Medications That Weaken the Valve

Several commonly prescribed drug classes relax the esophageal sphincter as a side effect. If you take any of these and experience persistent heartburn, the medication may be a contributing factor:

  • Blood pressure medications (calcium channel blockers) relax smooth muscle throughout the body, including the esophageal valve. These are widely prescribed for high blood pressure and certain heart conditions.
  • Nitrate-based heart medications used for chest pain (angina) work by relaxing blood vessels and smooth muscle, which includes the sphincter.
  • Anticholinergic drugs used for bladder problems, irritable bowel syndrome, and other conditions block nerve signals that help keep the gut’s muscles contracted, loosening the valve as a result.

If one of these medications is contributing to your heartburn, stopping it without a substitute could be dangerous. The goal is to identify the connection so you and your doctor can weigh alternatives.

Slow Stomach Emptying

In a condition called gastroparesis, the stomach takes far longer than normal to push food into the small intestine. Food and acid accumulate, the stomach distends, and the swollen stomach makes it physically easier for acid to escape through the top. Chronic acid reflux is one of the most common complications of gastroparesis, and it can be severe enough to inflame the esophageal lining. Diabetes is the most frequent known cause of gastroparesis, though in many cases no clear cause is found.

Diet, Habits, and Structural Factors

Certain foods and behaviors don’t damage the valve permanently but trigger relaxation episodes or increase acid production in ways that add up over time. Fatty foods slow stomach emptying and relax the sphincter. Alcohol does the same. Coffee, chocolate, and peppermint can all prompt the valve to open. Eating large meals, eating within two to three hours of lying down, and smoking all increase acid exposure in the esophagus.

Hiatal hernias deserve special mention. When part of the stomach pushes through the opening in the diaphragm, the angle between the esophagus and stomach changes, removing a natural kink that normally helps prevent backflow. Small hiatal hernias are common and often harmless, but larger ones can make reflux significantly worse and harder to control with lifestyle changes alone.

When Chronic Heartburn Changes the Esophagus

Years of acid exposure can cause the cells lining the lower esophagus to change shape, replacing the normal tissue with a type that more closely resembles the intestinal lining. This is called Barrett’s esophagus, and it matters because it slightly raises the long-term risk of esophageal cancer. Screening is typically recommended for people who have had weekly GERD symptoms for five or more years and have additional risk factors such as obesity, smoking history, male sex, or a family history of Barrett’s or esophageal cancer.

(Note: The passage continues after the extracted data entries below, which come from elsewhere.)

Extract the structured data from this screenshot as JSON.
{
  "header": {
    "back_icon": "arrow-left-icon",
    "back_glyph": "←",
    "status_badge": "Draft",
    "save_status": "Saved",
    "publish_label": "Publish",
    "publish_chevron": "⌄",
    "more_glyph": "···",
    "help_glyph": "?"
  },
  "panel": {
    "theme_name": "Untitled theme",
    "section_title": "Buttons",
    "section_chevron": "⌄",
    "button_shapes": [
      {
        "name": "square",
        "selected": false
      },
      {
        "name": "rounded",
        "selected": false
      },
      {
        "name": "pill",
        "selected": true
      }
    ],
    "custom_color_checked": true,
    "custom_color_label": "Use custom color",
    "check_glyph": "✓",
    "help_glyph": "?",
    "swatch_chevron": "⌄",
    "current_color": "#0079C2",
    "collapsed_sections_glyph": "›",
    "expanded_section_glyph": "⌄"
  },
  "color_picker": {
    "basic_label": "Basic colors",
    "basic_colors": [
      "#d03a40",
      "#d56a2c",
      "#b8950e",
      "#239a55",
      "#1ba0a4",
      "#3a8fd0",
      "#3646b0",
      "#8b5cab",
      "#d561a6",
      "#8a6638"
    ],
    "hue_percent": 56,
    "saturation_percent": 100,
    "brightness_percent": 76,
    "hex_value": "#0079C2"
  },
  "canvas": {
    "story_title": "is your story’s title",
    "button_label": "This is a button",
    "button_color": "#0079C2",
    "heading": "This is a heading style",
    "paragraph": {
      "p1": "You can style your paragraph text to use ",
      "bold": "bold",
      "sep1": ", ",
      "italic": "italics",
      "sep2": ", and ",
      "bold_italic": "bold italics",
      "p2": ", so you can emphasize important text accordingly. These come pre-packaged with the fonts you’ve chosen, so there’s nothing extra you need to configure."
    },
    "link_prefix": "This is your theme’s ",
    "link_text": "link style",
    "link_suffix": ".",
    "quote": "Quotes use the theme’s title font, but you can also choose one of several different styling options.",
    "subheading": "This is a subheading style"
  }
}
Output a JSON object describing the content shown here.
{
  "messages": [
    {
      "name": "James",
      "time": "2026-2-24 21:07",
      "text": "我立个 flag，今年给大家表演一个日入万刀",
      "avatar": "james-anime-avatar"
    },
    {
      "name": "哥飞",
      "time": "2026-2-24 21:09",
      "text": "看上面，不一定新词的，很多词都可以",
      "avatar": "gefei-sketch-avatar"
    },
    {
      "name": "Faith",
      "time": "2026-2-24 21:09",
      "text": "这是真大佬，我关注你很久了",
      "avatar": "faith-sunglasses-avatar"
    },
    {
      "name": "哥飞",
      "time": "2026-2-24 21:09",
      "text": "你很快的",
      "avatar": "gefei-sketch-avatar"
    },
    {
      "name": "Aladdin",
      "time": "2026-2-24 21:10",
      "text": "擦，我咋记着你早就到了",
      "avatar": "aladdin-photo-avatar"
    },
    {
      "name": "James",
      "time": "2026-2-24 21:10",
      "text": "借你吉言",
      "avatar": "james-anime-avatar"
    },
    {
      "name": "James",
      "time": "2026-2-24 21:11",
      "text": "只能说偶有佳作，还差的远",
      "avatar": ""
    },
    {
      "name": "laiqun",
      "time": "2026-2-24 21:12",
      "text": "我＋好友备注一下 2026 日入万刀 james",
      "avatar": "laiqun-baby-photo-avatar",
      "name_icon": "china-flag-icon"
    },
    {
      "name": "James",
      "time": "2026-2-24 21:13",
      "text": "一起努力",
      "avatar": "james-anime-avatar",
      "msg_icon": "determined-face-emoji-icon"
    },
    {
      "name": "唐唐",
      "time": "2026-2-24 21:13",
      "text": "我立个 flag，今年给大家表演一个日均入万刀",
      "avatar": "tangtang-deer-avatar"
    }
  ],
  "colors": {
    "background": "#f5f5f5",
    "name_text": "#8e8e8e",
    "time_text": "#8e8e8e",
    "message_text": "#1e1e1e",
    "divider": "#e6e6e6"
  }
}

Barrett’s esophagus itself doesn’t cause new symptoms. Most people who have it feel exactly the same as they did before. That’s precisely why screening matters: the tissue changes happen silently, and catching them early allows for monitoring or treatment before they progress. Not everyone with chronic heartburn develops Barrett’s, but the longer acid reflux goes unmanaged, the higher the cumulative risk.

Multiple Causes Often Overlap

Chronic heartburn rarely has a single, clean explanation. A person carrying extra abdominal weight who also takes a calcium channel blocker and eats late at night faces three overlapping pressures on the same valve. Pregnancy adds hormonal relaxation of the sphincter on top of the growing uterus pressing upward on the stomach. Understanding which factors are contributing in your case is what makes the difference between chasing symptoms and actually reducing them. Some causes, like medications and meal timing, are modifiable. Others, like a large hiatal hernia, may eventually require a structural fix. Identifying the combination at play is the first step toward relief that lasts.